Я сел подле нее, чтобы лучше за ней наблюдать. Она поняла меня, — таким испытующим был тон моего голоса; она опустила глаза; и я всматривался в нее, полагая, что могу читать в ее сердце, как в своем собственном, — такие наивные и чистые были у нее глаза.
— Вы любите меня? — спросил я.
— Любит — не любит… — засмеялась она.
Нет, она меня не любила. В ее шутливом тоне и очаровательном жесте сказывалась лишь признательность шаловливой молоденькой девушки. Я рассказал ей о своем безденежье, о затруднительных обстоятельствах и просил помочь мне.
— Как? — сказала она. — Сами вы не хотите идти в ссудную кассу, а посылаете меня!
Я покраснел, смущенный логикой ребенка. Она взяла меня за руку, точно желая смягчить вырвавшийся у нее невольный упрек.
— Я бы, конечно, туда сходила, но в этом нет нужды, — сказала она. — Сегодня утром я нашла у вас две монеты по пяти франков, они закатились за фортепьяно, а вы и не заметили. Я положила их вам на стол.
— Вы скоро должны получить деньги, господин Рафаэль, — сказала добрая ее матушка, высовывая голову из-за занавески. — Пока что я могу ссудить вам несколько экю.
— Полина, — вскричал я, сжимая ей руку, — как я хочу быть богатым!
— А зачем? — спросила она задорно. Ее рука дрожала в моей, отвечая каждому биению моего сердца; она быстро отдернула руку и взглянула на мою ладонь.

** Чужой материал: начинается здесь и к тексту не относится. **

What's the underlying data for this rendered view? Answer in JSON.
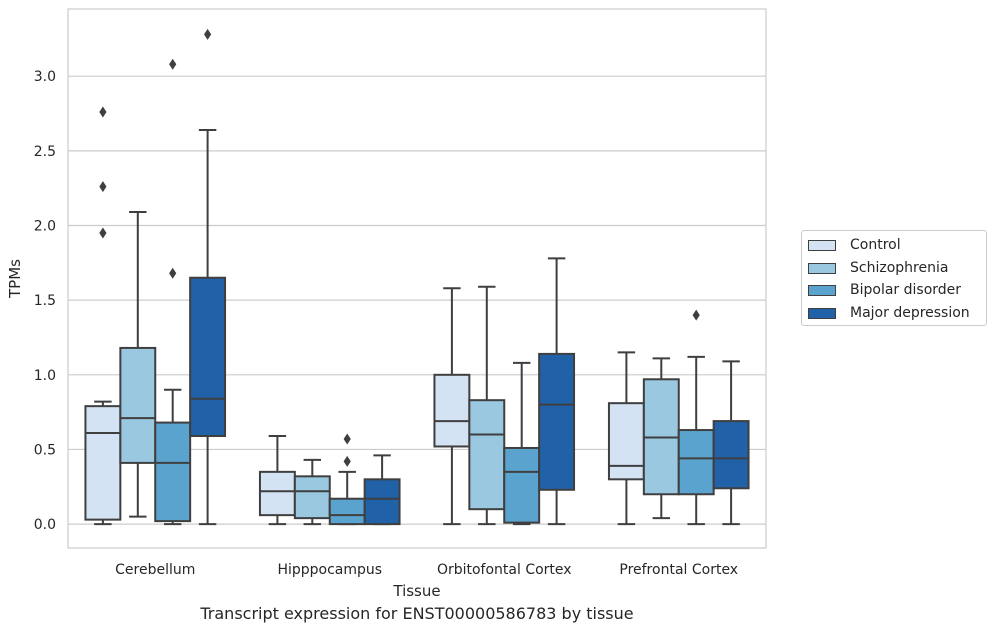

— Вы женитесь на богатой, но она доставит вам много огорчений… Ах, боже мой, она погубит вас! Я убеждена.
В ее голосе слышалась вера в нелепые гадания ее матери.
— Вы очень легковерны, Полина!
— Ну, конечно, женщина, которую вы полюбите, погубит вас, — сказала она, глядя на меня с ужасом.
В сильном волнении она снова взялась за кисть, обмакнула ее в краску и больше уже не смотрела на меня. В эту минуту мне очень хотелось поверить в химерические приметы. Человек не бывает вполне несчастным, раз он суеверен.
Суеверие часто не что иное, как надежда. Войдя к себе, я действительно увидел два благородных экю, появление которых показалось мне непостижимым.
Борясь с дремотой, я все старался проверить свои расходы, чтобы найти объяснение этой неожиданной находке, но в конце концов уснул, запутавшись в бесплодных подсчетах. На другой день Полина зашла ко мне в ту минуту, когда я уже собирался идти брать ложу.
— Вам, может быть, мало десяти франков, — краснея, сказала добрая, милая девушка, — мама велела предложить вам эти деньги… Берите, берите!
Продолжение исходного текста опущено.